Â
"Hitam , dia yang berbaju hitam , duduk di bangku hitam , menopang lengan diatas meja hitam ,hitam !!!!!!!"
      Suara menggelegar terdengar dari pojok kelas , suara yang sangat khas dan sangat familiar dikalangan santri di pondok itu.
      "Berisik banget sih ,mentang-mentang mau tampil " Sergah Ubed yang nampak kesal dan jengkel mendengarnya.
      "Begitulah kalau sudah ditunjuk oleh panitia , semangatnya bukan main , ane aja sampe terheran-heran sama dia bed " Timpal Subhan.
      Pondok sebentar lagi akan merayakan dirgahayu kemerdekaan RI . Seperti tahun-tahun sebelumnya pondok Tanwirul Qulub akan menjadi pusat acara setingkat desa dan tentunya akan banyak tamu undangan yang hadir entah dari instansi pemerintahan maupun sekolah lainnya.
      Fandi seketika ditunjuk oleh panitia. Dia diberi mandat untuk mendeklamasikan puisi bertema kemerdekaan . Tawaran itu langsung ia terima dengan senang hati .Jiwa sastranya nya sangat menggebu-gebu  terlebih ia pernah menjuarai lomba teater untuk desanya .
      Dengan cepat setelah turunnya perintah , ia ambil langkah seribu untuk membuat teks puisi . Betul saja dia berlari kekelas sambil membawa buku khususnya dan secarik kertas .

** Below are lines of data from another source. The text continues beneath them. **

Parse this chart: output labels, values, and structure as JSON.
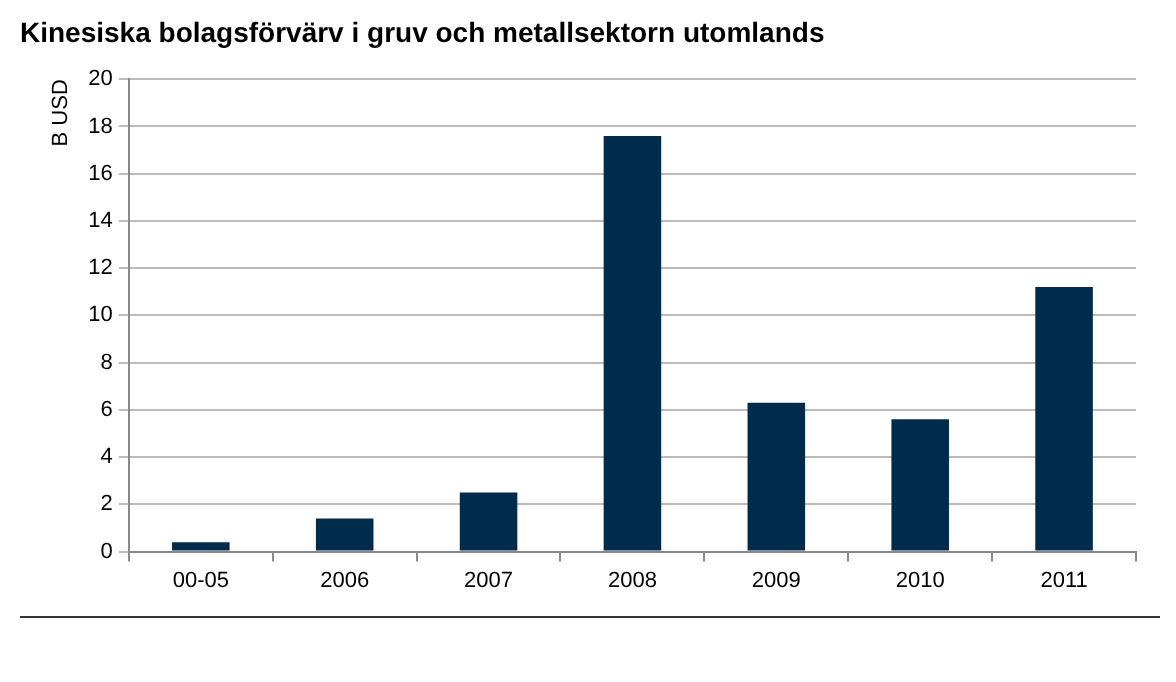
{
  "chart_data": {
    "type": "bar",
    "title": "Kinesiska bolagsförvärv i gruv och metallsektorn utomlands",
    "ylabel": "B USD",
    "categories": [
      "00-05",
      "2006",
      "2007",
      "2008",
      "2009",
      "2010",
      "2011"
    ],
    "values": [
      0.4,
      1.4,
      2.5,
      17.6,
      6.3,
      5.6,
      11.2
    ],
    "color": "#002b4c",
    "ylim": [
      0,
      20
    ],
    "yticks": [
      0,
      2,
      4,
      6,
      8,
      10,
      12,
      14,
      16,
      18,
      20
    ],
    "grid": "y"
  }
}
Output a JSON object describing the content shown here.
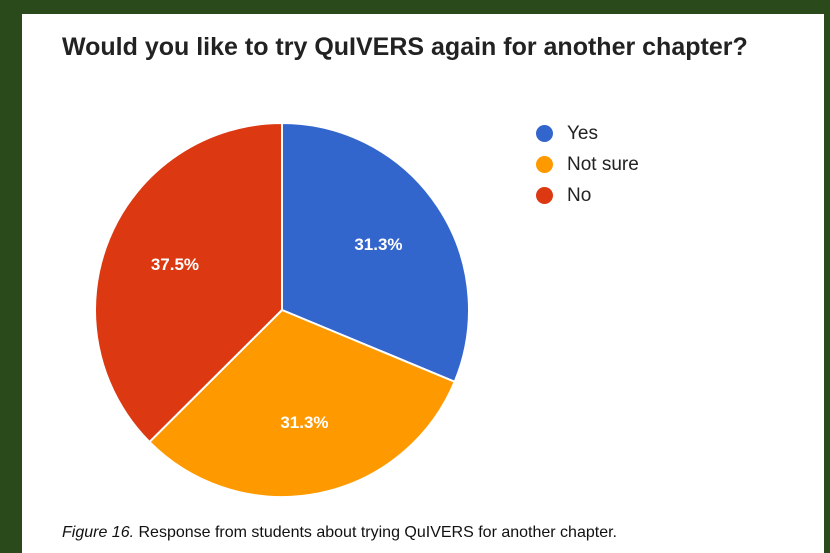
{
  "chart_data": {
    "type": "pie",
    "title": "Would you like to try QuIVERS again for another chapter?",
    "slices": [
      {
        "name": "Yes",
        "value": 31.3,
        "label": "31.3%",
        "color": "#3366cc"
      },
      {
        "name": "Not sure",
        "value": 31.3,
        "label": "31.3%",
        "color": "#ff9900"
      },
      {
        "name": "No",
        "value": 37.5,
        "label": "37.5%",
        "color": "#dc3912"
      }
    ],
    "legend_position": "right"
  },
  "caption": {
    "figure_label": "Figure 16.",
    "text": " Response from students about trying QuIVERS for another chapter."
  }
}
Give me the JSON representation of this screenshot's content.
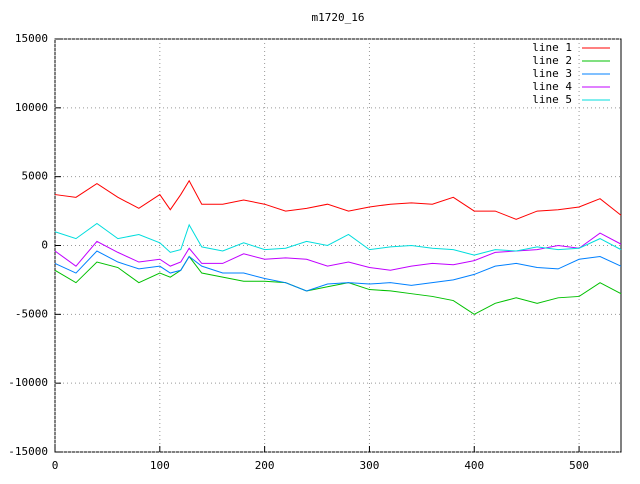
{
  "chart_data": {
    "type": "line",
    "title": "m1720_16",
    "x": [
      0,
      20,
      40,
      60,
      80,
      100,
      110,
      120,
      128,
      140,
      160,
      180,
      200,
      220,
      240,
      260,
      280,
      300,
      320,
      340,
      360,
      380,
      400,
      420,
      440,
      460,
      480,
      500,
      520,
      540
    ],
    "series": [
      {
        "name": "line 1",
        "color": "#ff0000",
        "values": [
          3700,
          3500,
          4500,
          3500,
          2700,
          3700,
          2600,
          3700,
          4700,
          3000,
          3000,
          3300,
          3000,
          2500,
          2700,
          3000,
          2500,
          2800,
          3000,
          3100,
          3000,
          3500,
          2500,
          2500,
          1900,
          2500,
          2600,
          2800,
          3400,
          2200
        ]
      },
      {
        "name": "line 2",
        "color": "#00c000",
        "values": [
          -1800,
          -2700,
          -1200,
          -1600,
          -2700,
          -2000,
          -2300,
          -1800,
          -800,
          -2000,
          -2300,
          -2600,
          -2600,
          -2700,
          -3300,
          -3000,
          -2700,
          -3200,
          -3300,
          -3500,
          -3700,
          -4000,
          -5000,
          -4200,
          -3800,
          -4200,
          -3800,
          -3700,
          -2700,
          -3500
        ]
      },
      {
        "name": "line 3",
        "color": "#0080ff",
        "values": [
          -1300,
          -2000,
          -400,
          -1200,
          -1700,
          -1500,
          -2000,
          -1800,
          -800,
          -1500,
          -2000,
          -2000,
          -2400,
          -2700,
          -3300,
          -2800,
          -2700,
          -2800,
          -2700,
          -2900,
          -2700,
          -2500,
          -2100,
          -1500,
          -1300,
          -1600,
          -1700,
          -1000,
          -800,
          -1500
        ]
      },
      {
        "name": "line 4",
        "color": "#c000ff",
        "values": [
          -400,
          -1500,
          300,
          -500,
          -1200,
          -1000,
          -1500,
          -1200,
          -200,
          -1300,
          -1300,
          -600,
          -1000,
          -900,
          -1000,
          -1500,
          -1200,
          -1600,
          -1800,
          -1500,
          -1300,
          -1400,
          -1100,
          -500,
          -400,
          -300,
          0,
          -200,
          900,
          100
        ]
      },
      {
        "name": "line 5",
        "color": "#00dddd",
        "values": [
          1000,
          500,
          1600,
          500,
          800,
          200,
          -500,
          -300,
          1500,
          -100,
          -400,
          200,
          -300,
          -200,
          300,
          0,
          800,
          -300,
          -100,
          0,
          -200,
          -300,
          -700,
          -300,
          -400,
          -100,
          -300,
          -200,
          500,
          -300
        ]
      }
    ],
    "xlim": [
      0,
      540
    ],
    "ylim": [
      -15000,
      15000
    ],
    "xticks": [
      0,
      100,
      200,
      300,
      400,
      500
    ],
    "yticks": [
      -15000,
      -10000,
      -5000,
      0,
      5000,
      10000,
      15000
    ],
    "grid": true,
    "legend": "top-right"
  }
}
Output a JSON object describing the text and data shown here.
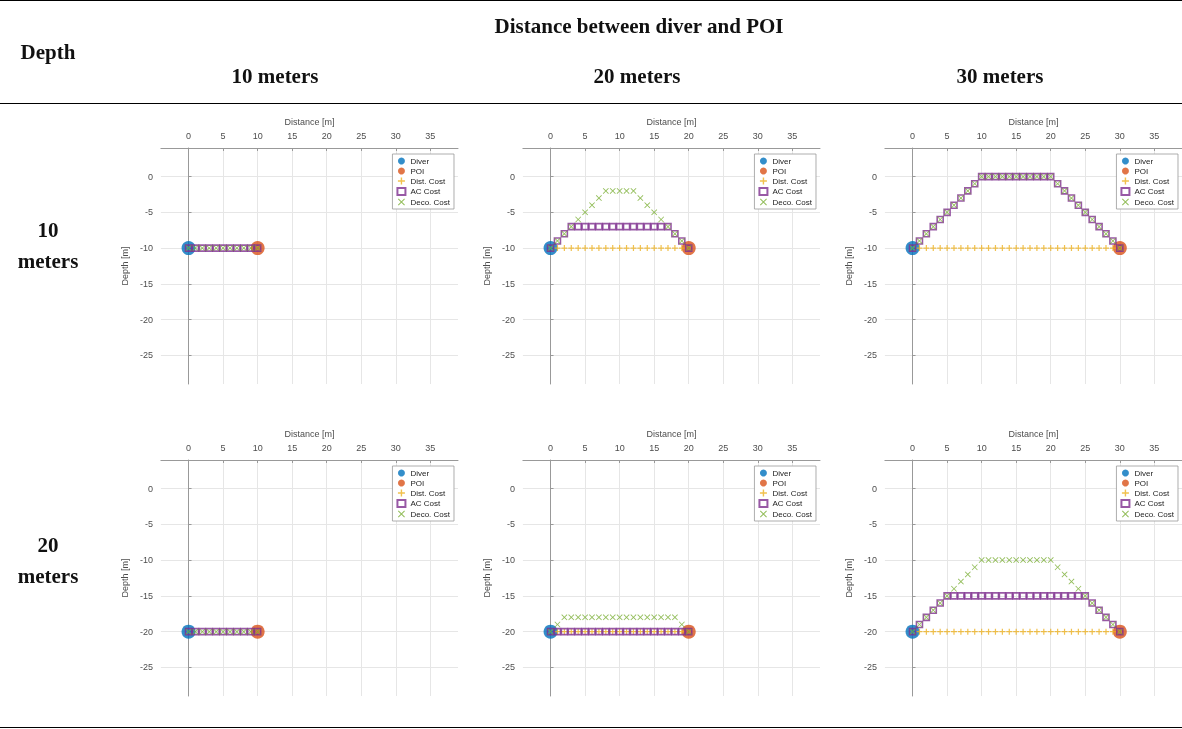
{
  "chart_data": [
    {
      "type": "other",
      "annotations": [
        "Depth",
        "Distance between diver and POI",
        "10 meters",
        "20 meters",
        "30 meters",
        "10 meters",
        "20 meters"
      ]
    },
    {
      "type": "scatter",
      "xlabel": "Distance [m]",
      "ylabel": "Depth [m]",
      "xlim": [
        -4,
        39
      ],
      "ylim": [
        -29,
        4
      ],
      "xticks": [
        0,
        5,
        10,
        15,
        20,
        25,
        30,
        35
      ],
      "yticks": [
        -25,
        -20,
        -15,
        -10,
        -5,
        0
      ],
      "grid": true,
      "legend": "top right",
      "series": [
        {
          "name": "Diver",
          "color": "#0072bd",
          "marker": "circle",
          "x": [
            0
          ],
          "values": [
            -10
          ]
        },
        {
          "name": "POI",
          "color": "#d95319",
          "marker": "circle",
          "x": [
            10
          ],
          "values": [
            -10
          ]
        },
        {
          "name": "Dist. Cost",
          "color": "#edb120",
          "marker": "plus"
        },
        {
          "name": "AC Cost",
          "color": "#7e2f8e",
          "marker": "square",
          "x": [
            0,
            1,
            2,
            3,
            4,
            5,
            6,
            7,
            8,
            9,
            10
          ],
          "values": [
            -10,
            -10,
            -10,
            -10,
            -10,
            -10,
            -10,
            -10,
            -10,
            -10,
            -10
          ]
        },
        {
          "name": "Deco. Cost",
          "color": "#77ac30",
          "marker": "cross",
          "x": [
            0,
            1,
            2,
            3,
            4,
            5,
            6,
            7,
            8,
            9,
            10
          ],
          "values": [
            -10,
            -10,
            -10,
            -10,
            -10,
            -10,
            -10,
            -10,
            -10,
            -10,
            -10
          ]
        }
      ]
    },
    {
      "type": "scatter",
      "xlabel": "Distance [m]",
      "ylabel": "Depth [m]",
      "xlim": [
        -4,
        39
      ],
      "ylim": [
        -29,
        4
      ],
      "xticks": [
        0,
        5,
        10,
        15,
        20,
        25,
        30,
        35
      ],
      "yticks": [
        -25,
        -20,
        -15,
        -10,
        -5,
        0
      ],
      "grid": true,
      "legend": "top right",
      "series": [
        {
          "name": "Diver",
          "color": "#0072bd",
          "marker": "circle",
          "x": [
            0
          ],
          "values": [
            -10
          ]
        },
        {
          "name": "POI",
          "color": "#d95319",
          "marker": "circle",
          "x": [
            20
          ],
          "values": [
            -10
          ]
        },
        {
          "name": "Dist. Cost",
          "color": "#edb120",
          "marker": "plus",
          "x": [
            1,
            2,
            3,
            4,
            5,
            6,
            7,
            8,
            9,
            10,
            11,
            12,
            13,
            14,
            15,
            16,
            17,
            18,
            19
          ],
          "values": [
            -10,
            -10,
            -10,
            -10,
            -10,
            -10,
            -10,
            -10,
            -10,
            -10,
            -10,
            -10,
            -10,
            -10,
            -10,
            -10,
            -10,
            -10,
            -10
          ]
        },
        {
          "name": "AC Cost",
          "color": "#7e2f8e",
          "marker": "square",
          "x": [
            0,
            1,
            2,
            3,
            4,
            5,
            6,
            7,
            8,
            9,
            10,
            11,
            12,
            13,
            14,
            15,
            16,
            17,
            18,
            19,
            20
          ],
          "values": [
            -10,
            -9,
            -8,
            -7,
            -7,
            -7,
            -7,
            -7,
            -7,
            -7,
            -7,
            -7,
            -7,
            -7,
            -7,
            -7,
            -7,
            -7,
            -8,
            -9,
            -10
          ]
        },
        {
          "name": "Deco. Cost",
          "color": "#77ac30",
          "marker": "cross",
          "x": [
            0,
            1,
            2,
            3,
            4,
            5,
            6,
            7,
            8,
            9,
            10,
            11,
            12,
            13,
            14,
            15,
            16,
            17,
            18,
            19,
            20
          ],
          "values": [
            -10,
            -9,
            -8,
            -7,
            -6,
            -5,
            -4,
            -3,
            -2,
            -2,
            -2,
            -2,
            -2,
            -3,
            -4,
            -5,
            -6,
            -7,
            -8,
            -9,
            -10
          ]
        }
      ]
    },
    {
      "type": "scatter",
      "xlabel": "Distance [m]",
      "ylabel": "Depth [m]",
      "xlim": [
        -4,
        39
      ],
      "ylim": [
        -29,
        4
      ],
      "xticks": [
        0,
        5,
        10,
        15,
        20,
        25,
        30,
        35
      ],
      "yticks": [
        -25,
        -20,
        -15,
        -10,
        -5,
        0
      ],
      "grid": true,
      "legend": "top right",
      "series": [
        {
          "name": "Diver",
          "color": "#0072bd",
          "marker": "circle",
          "x": [
            0
          ],
          "values": [
            -10
          ]
        },
        {
          "name": "POI",
          "color": "#d95319",
          "marker": "circle",
          "x": [
            30
          ],
          "values": [
            -10
          ]
        },
        {
          "name": "Dist. Cost",
          "color": "#edb120",
          "marker": "plus",
          "x": [
            1,
            2,
            3,
            4,
            5,
            6,
            7,
            8,
            9,
            10,
            11,
            12,
            13,
            14,
            15,
            16,
            17,
            18,
            19,
            20,
            21,
            22,
            23,
            24,
            25,
            26,
            27,
            28,
            29
          ],
          "values": [
            -10,
            -10,
            -10,
            -10,
            -10,
            -10,
            -10,
            -10,
            -10,
            -10,
            -10,
            -10,
            -10,
            -10,
            -10,
            -10,
            -10,
            -10,
            -10,
            -10,
            -10,
            -10,
            -10,
            -10,
            -10,
            -10,
            -10,
            -10,
            -10
          ]
        },
        {
          "name": "AC Cost",
          "color": "#7e2f8e",
          "marker": "square",
          "x": [
            0,
            1,
            2,
            3,
            4,
            5,
            6,
            7,
            8,
            9,
            10,
            11,
            12,
            13,
            14,
            15,
            16,
            17,
            18,
            19,
            20,
            21,
            22,
            23,
            24,
            25,
            26,
            27,
            28,
            29,
            30
          ],
          "values": [
            -10,
            -9,
            -8,
            -7,
            -6,
            -5,
            -4,
            -3,
            -2,
            -1,
            0,
            0,
            0,
            0,
            0,
            0,
            0,
            0,
            0,
            0,
            0,
            -1,
            -2,
            -3,
            -4,
            -5,
            -6,
            -7,
            -8,
            -9,
            -10
          ]
        },
        {
          "name": "Deco. Cost",
          "color": "#77ac30",
          "marker": "cross",
          "x": [
            0,
            1,
            2,
            3,
            4,
            5,
            6,
            7,
            8,
            9,
            10,
            11,
            12,
            13,
            14,
            15,
            16,
            17,
            18,
            19,
            20,
            21,
            22,
            23,
            24,
            25,
            26,
            27,
            28,
            29,
            30
          ],
          "values": [
            -10,
            -9,
            -8,
            -7,
            -6,
            -5,
            -4,
            -3,
            -2,
            -1,
            0,
            0,
            0,
            0,
            0,
            0,
            0,
            0,
            0,
            0,
            0,
            -1,
            -2,
            -3,
            -4,
            -5,
            -6,
            -7,
            -8,
            -9,
            -10
          ]
        }
      ]
    },
    {
      "type": "scatter",
      "xlabel": "Distance [m]",
      "ylabel": "Depth [m]",
      "xlim": [
        -4,
        39
      ],
      "ylim": [
        -29,
        4
      ],
      "xticks": [
        0,
        5,
        10,
        15,
        20,
        25,
        30,
        35
      ],
      "yticks": [
        -25,
        -20,
        -15,
        -10,
        -5,
        0
      ],
      "grid": true,
      "legend": "top right",
      "series": [
        {
          "name": "Diver",
          "color": "#0072bd",
          "marker": "circle",
          "x": [
            0
          ],
          "values": [
            -20
          ]
        },
        {
          "name": "POI",
          "color": "#d95319",
          "marker": "circle",
          "x": [
            10
          ],
          "values": [
            -20
          ]
        },
        {
          "name": "Dist. Cost",
          "color": "#edb120",
          "marker": "plus"
        },
        {
          "name": "AC Cost",
          "color": "#7e2f8e",
          "marker": "square",
          "x": [
            0,
            1,
            2,
            3,
            4,
            5,
            6,
            7,
            8,
            9,
            10
          ],
          "values": [
            -20,
            -20,
            -20,
            -20,
            -20,
            -20,
            -20,
            -20,
            -20,
            -20,
            -20
          ]
        },
        {
          "name": "Deco. Cost",
          "color": "#77ac30",
          "marker": "cross",
          "x": [
            0,
            1,
            2,
            3,
            4,
            5,
            6,
            7,
            8,
            9,
            10
          ],
          "values": [
            -20,
            -20,
            -20,
            -20,
            -20,
            -20,
            -20,
            -20,
            -20,
            -20,
            -20
          ]
        }
      ]
    },
    {
      "type": "scatter",
      "xlabel": "Distance [m]",
      "ylabel": "Depth [m]",
      "xlim": [
        -4,
        39
      ],
      "ylim": [
        -29,
        4
      ],
      "xticks": [
        0,
        5,
        10,
        15,
        20,
        25,
        30,
        35
      ],
      "yticks": [
        -25,
        -20,
        -15,
        -10,
        -5,
        0
      ],
      "grid": true,
      "legend": "top right",
      "series": [
        {
          "name": "Diver",
          "color": "#0072bd",
          "marker": "circle",
          "x": [
            0
          ],
          "values": [
            -20
          ]
        },
        {
          "name": "POI",
          "color": "#d95319",
          "marker": "circle",
          "x": [
            20
          ],
          "values": [
            -20
          ]
        },
        {
          "name": "Dist. Cost",
          "color": "#edb120",
          "marker": "plus",
          "x": [
            1,
            2,
            3,
            4,
            5,
            6,
            7,
            8,
            9,
            10,
            11,
            12,
            13,
            14,
            15,
            16,
            17,
            18,
            19
          ],
          "values": [
            -20,
            -20,
            -20,
            -20,
            -20,
            -20,
            -20,
            -20,
            -20,
            -20,
            -20,
            -20,
            -20,
            -20,
            -20,
            -20,
            -20,
            -20,
            -20
          ]
        },
        {
          "name": "AC Cost",
          "color": "#7e2f8e",
          "marker": "square",
          "x": [
            0,
            1,
            2,
            3,
            4,
            5,
            6,
            7,
            8,
            9,
            10,
            11,
            12,
            13,
            14,
            15,
            16,
            17,
            18,
            19,
            20
          ],
          "values": [
            -20,
            -20,
            -20,
            -20,
            -20,
            -20,
            -20,
            -20,
            -20,
            -20,
            -20,
            -20,
            -20,
            -20,
            -20,
            -20,
            -20,
            -20,
            -20,
            -20,
            -20
          ]
        },
        {
          "name": "Deco. Cost",
          "color": "#77ac30",
          "marker": "cross",
          "x": [
            0,
            1,
            2,
            3,
            4,
            5,
            6,
            7,
            8,
            9,
            10,
            11,
            12,
            13,
            14,
            15,
            16,
            17,
            18,
            19,
            20
          ],
          "values": [
            -20,
            -19,
            -18,
            -18,
            -18,
            -18,
            -18,
            -18,
            -18,
            -18,
            -18,
            -18,
            -18,
            -18,
            -18,
            -18,
            -18,
            -18,
            -18,
            -19,
            -20
          ]
        }
      ]
    },
    {
      "type": "scatter",
      "xlabel": "Distance [m]",
      "ylabel": "Depth [m]",
      "xlim": [
        -4,
        39
      ],
      "ylim": [
        -29,
        4
      ],
      "xticks": [
        0,
        5,
        10,
        15,
        20,
        25,
        30,
        35
      ],
      "yticks": [
        -25,
        -20,
        -15,
        -10,
        -5,
        0
      ],
      "grid": true,
      "legend": "top right",
      "series": [
        {
          "name": "Diver",
          "color": "#0072bd",
          "marker": "circle",
          "x": [
            0
          ],
          "values": [
            -20
          ]
        },
        {
          "name": "POI",
          "color": "#d95319",
          "marker": "circle",
          "x": [
            30
          ],
          "values": [
            -20
          ]
        },
        {
          "name": "Dist. Cost",
          "color": "#edb120",
          "marker": "plus",
          "x": [
            1,
            2,
            3,
            4,
            5,
            6,
            7,
            8,
            9,
            10,
            11,
            12,
            13,
            14,
            15,
            16,
            17,
            18,
            19,
            20,
            21,
            22,
            23,
            24,
            25,
            26,
            27,
            28,
            29
          ],
          "values": [
            -20,
            -20,
            -20,
            -20,
            -20,
            -20,
            -20,
            -20,
            -20,
            -20,
            -20,
            -20,
            -20,
            -20,
            -20,
            -20,
            -20,
            -20,
            -20,
            -20,
            -20,
            -20,
            -20,
            -20,
            -20,
            -20,
            -20,
            -20,
            -20
          ]
        },
        {
          "name": "AC Cost",
          "color": "#7e2f8e",
          "marker": "square",
          "x": [
            0,
            1,
            2,
            3,
            4,
            5,
            6,
            7,
            8,
            9,
            10,
            11,
            12,
            13,
            14,
            15,
            16,
            17,
            18,
            19,
            20,
            21,
            22,
            23,
            24,
            25,
            26,
            27,
            28,
            29,
            30
          ],
          "values": [
            -20,
            -19,
            -18,
            -17,
            -16,
            -15,
            -15,
            -15,
            -15,
            -15,
            -15,
            -15,
            -15,
            -15,
            -15,
            -15,
            -15,
            -15,
            -15,
            -15,
            -15,
            -15,
            -15,
            -15,
            -15,
            -15,
            -16,
            -17,
            -18,
            -19,
            -20
          ]
        },
        {
          "name": "Deco. Cost",
          "color": "#77ac30",
          "marker": "cross",
          "x": [
            0,
            1,
            2,
            3,
            4,
            5,
            6,
            7,
            8,
            9,
            10,
            11,
            12,
            13,
            14,
            15,
            16,
            17,
            18,
            19,
            20,
            21,
            22,
            23,
            24,
            25,
            26,
            27,
            28,
            29,
            30
          ],
          "values": [
            -20,
            -19,
            -18,
            -17,
            -16,
            -15,
            -14,
            -13,
            -12,
            -11,
            -10,
            -10,
            -10,
            -10,
            -10,
            -10,
            -10,
            -10,
            -10,
            -10,
            -10,
            -11,
            -12,
            -13,
            -14,
            -15,
            -16,
            -17,
            -18,
            -19,
            -20
          ]
        }
      ]
    }
  ]
}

      "Aku harus bisa dan pasti bisa , tak ada kata tidak bisa dalam kamus Sufandi" Gumamnya dalam hati.
      "Tapi kira-kira apa ya? , perkara yang asik untuk dibuat puisi " Kali ini ia berbisik untuk dirinya sendiri.
      " Aha , tentang keadilan kayanya cocok deh " Bisiknya lagi. Fandi telah menemukan bait pertama puisinya , disana tertulis " Yang berjas hitam"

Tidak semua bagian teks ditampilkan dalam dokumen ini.